Asimismo consideramos que nuestros personajes son, también, nuestros sabios. Aquellos que escriben con letras mayúsculas los misterios del profundo conocimiento: lengua, literatura, historia, política, danza, arte, compromiso social y cívico..., asuntos que nunca clausuran las puertas de la vida, pues la vida, o la existencia plena, se inscribe en los libros del querer universal: «toda la tierra se halla al alcance del sabio, pues la patria de un espíritu elevado es el universo», manifiesta, el también sabio, Demócrito. Y de espíritus elevados, de generosidades creativas, y de manifiestas fidelidades a la cultura propia y pujante, la galería de los personajes que nos ilustran está llena. Y es Antoni Miró quien habla por ellos; quien mirando el espejo anticipa las imágenes que señorean su sensibilidad, porque: «el orgullo de los grandes consiste en no hablar nunca de sí mismo», como afirma Voltaire.

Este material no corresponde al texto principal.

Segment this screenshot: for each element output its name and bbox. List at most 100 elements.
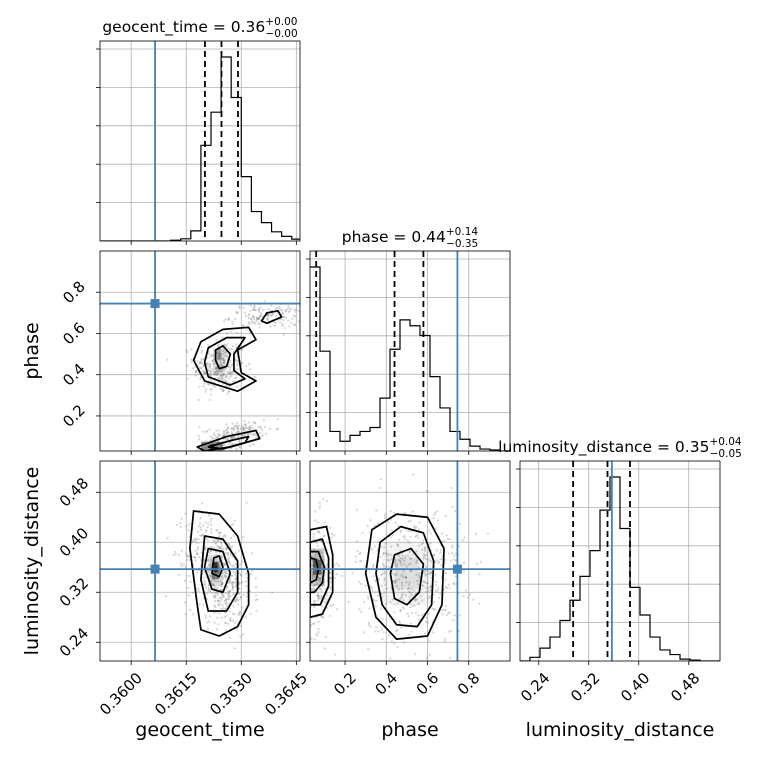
sample-point — [212, 363, 215, 366]
sample-point — [245, 328, 248, 331]
sample-point — [399, 574, 402, 577]
sample-point — [218, 354, 221, 357]
sample-point — [219, 546, 222, 549]
sample-point — [215, 553, 218, 557]
sample-point — [304, 558, 306, 560]
sample-point — [249, 304, 253, 307]
axes-frame — [99, 250, 301, 452]
sample-point — [310, 637, 313, 640]
sample-point — [253, 321, 256, 324]
sample-point — [236, 426, 239, 429]
contour-line — [310, 550, 326, 594]
sample-point — [318, 597, 321, 600]
sample-point — [203, 382, 206, 385]
sample-point — [427, 639, 430, 642]
sample-point — [222, 368, 225, 371]
sample-point — [217, 603, 220, 606]
sample-point — [208, 372, 211, 375]
sample-point — [394, 561, 397, 564]
sample-point — [329, 604, 332, 607]
sample-point — [183, 579, 186, 582]
sample-point — [199, 526, 202, 529]
sample-point — [238, 446, 242, 449]
sample-point — [222, 595, 226, 598]
sample-point — [380, 592, 384, 596]
sample-point — [203, 579, 206, 582]
sample-point — [250, 318, 253, 321]
sample-point — [225, 598, 228, 601]
sample-point — [400, 593, 403, 596]
sample-point — [220, 547, 223, 550]
sample-point — [448, 586, 451, 590]
sample-point — [243, 423, 247, 426]
sample-point — [287, 310, 290, 313]
sample-point — [255, 609, 258, 613]
sample-point — [223, 434, 226, 437]
sample-point — [394, 521, 397, 524]
sample-point — [231, 588, 234, 591]
sample-point — [415, 561, 418, 564]
sample-point — [204, 372, 207, 375]
sample-point — [212, 437, 215, 440]
sample-point — [381, 617, 384, 620]
sample-point — [236, 312, 239, 315]
sample-point — [375, 626, 378, 629]
sample-point — [393, 580, 396, 584]
sample-point — [317, 595, 320, 598]
sample-point — [241, 429, 245, 433]
sample-point — [237, 434, 240, 438]
sample-point — [233, 621, 236, 624]
sample-point — [434, 589, 437, 592]
sample-point — [195, 370, 198, 373]
sample-point — [393, 642, 396, 645]
sample-point — [237, 430, 241, 434]
sample-point — [372, 575, 375, 578]
sample-point — [245, 426, 248, 429]
sample-point — [204, 586, 208, 589]
sample-point — [197, 434, 200, 438]
sample-point — [434, 561, 437, 564]
sample-point — [235, 421, 238, 424]
sample-point — [232, 605, 235, 608]
sample-point — [228, 371, 231, 374]
sample-point — [223, 573, 226, 576]
sample-point — [240, 433, 243, 437]
sample-point — [395, 578, 398, 581]
sample-point — [408, 595, 411, 598]
sample-point — [405, 581, 408, 584]
sample-point — [441, 540, 444, 543]
sample-point — [425, 553, 429, 556]
sample-point — [317, 627, 320, 631]
sample-point — [219, 354, 222, 357]
sample-point — [427, 569, 430, 572]
sample-point — [395, 584, 398, 588]
sample-point — [211, 359, 214, 363]
sample-point — [220, 542, 223, 545]
sample-point — [379, 477, 382, 481]
sample-point — [369, 625, 372, 628]
sample-point — [228, 590, 231, 593]
sample-point — [206, 558, 210, 561]
contour-line — [203, 547, 232, 594]
sample-point — [226, 593, 229, 596]
sample-point — [233, 454, 235, 456]
sample-point — [313, 602, 316, 605]
sample-point — [451, 505, 454, 508]
sample-point — [219, 360, 222, 363]
sample-point — [259, 313, 263, 316]
sample-point — [285, 308, 289, 311]
sample-point — [225, 572, 228, 575]
sample-point — [239, 597, 242, 600]
sample-point — [425, 565, 428, 568]
sample-point — [186, 377, 189, 380]
sample-point — [236, 427, 239, 431]
sample-point — [234, 431, 237, 434]
sample-point — [312, 548, 315, 552]
sample-point — [231, 582, 234, 585]
sample-point — [245, 615, 248, 618]
sample-point — [252, 307, 255, 310]
sample-point — [192, 555, 195, 559]
sample-point — [208, 378, 211, 381]
sample-point — [213, 591, 216, 594]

Pues el pintor, el artista generoso, toma la palabra, alza la voz, y por medio de un espejo inagotable de miradas infinitas, emite el juicio del afecto y del reconocimiento. Así. Porque atrás de las palabras viven los sueños. Sueños que ahuyentan monstruos inverosímiles. Sueños que abrazan causas justas para mermar la tragedia de los hombres. Y porque el sueño particulariza la realidad del artista. El sueño es propio, es placentero y es deseable. Siempre. El sueño ayuda a conciliar los días pasados, presentes y los que habrán de venir. Una especie de salvoconducto para hacer transitable la experiencia de vivir, y facilitar el dulce porvenir: «el sueño es independencia», comenta y asegura Gérard-Henry Bauer. Eleva la condición humana, observando los horizontes creativos. Y porque soñar es alimento de sabios, que bien rápidamente, cogiendo los cuernos de las dificultades, aprovechan el espolón para levantar las velas de la curiosidad. La travesía sigue atenta cuando el barco avanza por el esfuerzo comunal y: “deje que cada uno se entregue a la práctica de aquel oficio que conozca bien”, insinúa el viejo sabio Cicerón.
¿Y, para qué todo? Pues para poblar los frágiles puentes que garanticen un paso seguro, o casi, y para conducir los pasos que inevitablemente tenemos que hacer. Y el artista lo sabe bien. Ocupar puentes es, también, escuchar las voces que hablan de lealtad a los principios, con firmeza y probidad. E integrar las voces es construir imágenes, retratos si queremos, que identifiquen el orgullo y la pertenencia. O simplemente un fragmento de vida: «vivir es nacer a cada instante», proclama Erich Fromm. Antoni Miró empuja la rueda de la admiración y nos traslada la voluntad de su corpus admirativo, para hacerla bien nuestra.